Is this the correct intuition behind the covariant derivative? If not can you please show me how to covariant derivative is related to the directional derivative?
The covariant derivative can be thought of as a generalisation of the directional derivative to non Euclidean spaces. The directional derivative is a mapping which takes as input some tangent vector at a point $p\in \mathbb{R}^n$ and a scalar field $f(x^1, x^2,....,x^n)$ and returns a real number. Since we are working in $\mathbb{R}^n$ we can acknowledge that there exists a map $F: \mathbb{R}^n \to \mathbb{R}^n$ which is to be considered a vector field. Due to the geometry of $\mathbb{R}^n$ we can think of points as vectors and vectors as points and hence the directional derivative acting on scalar fields can naturally be thought of as acting on vector fields. However for a general manifold M, the notion of a derivative acting on vector fields does not arise naturally from that of a derivative which acts on functions, the reason being that we cannot assign to each point $p\in M$ a 'tangent vector in $M$' due to the fact that a vector field in one coordinate chart will not be consistent with a vector field in some other chart. In general the basis of tangent space at $p\in M$ is different to that of $q\in M$, a connection provides a way of relating the two tangent spaces in such a way that permits vector fields to be differentiated in a way that is consistent with notion of the directional derivative on $\mathbb{R}^n$.

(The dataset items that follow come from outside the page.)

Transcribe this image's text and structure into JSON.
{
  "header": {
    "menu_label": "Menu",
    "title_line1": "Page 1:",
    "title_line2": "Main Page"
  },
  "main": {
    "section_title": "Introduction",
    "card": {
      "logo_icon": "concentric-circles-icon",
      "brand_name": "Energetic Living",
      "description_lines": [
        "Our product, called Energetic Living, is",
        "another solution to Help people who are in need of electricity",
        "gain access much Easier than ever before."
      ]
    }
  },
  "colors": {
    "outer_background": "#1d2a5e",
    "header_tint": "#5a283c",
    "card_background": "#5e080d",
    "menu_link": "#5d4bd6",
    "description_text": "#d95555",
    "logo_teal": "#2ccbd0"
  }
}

Your intuition is essentially correct. In $\mathbb{R}^n$ the tangent spaces $T_p$ and $T_q$ at two different points is the same $\mathbb{R}^n$ so we have no problem in defining the directional derivative staring from the vectors tangent to a field at two different points in the same direction.
In a manifold these two tangent space are, in general, different, so we don't have a well defined ''direction'' in two different tangent space. A connection is a rule that connects the two tangent spaces and defines in what sense the two vectors have the same direction. So, using the connection we can define the variation of the tangent vector at two points and define the covariant derivative.
Note that the connection is a structure that is not given by the structure of the manifold, but it is added and, for the same manifold, we can have different connections. If there is a metric on the manifold, we can define in a ''natural'' way a connection that is compatible with the metric.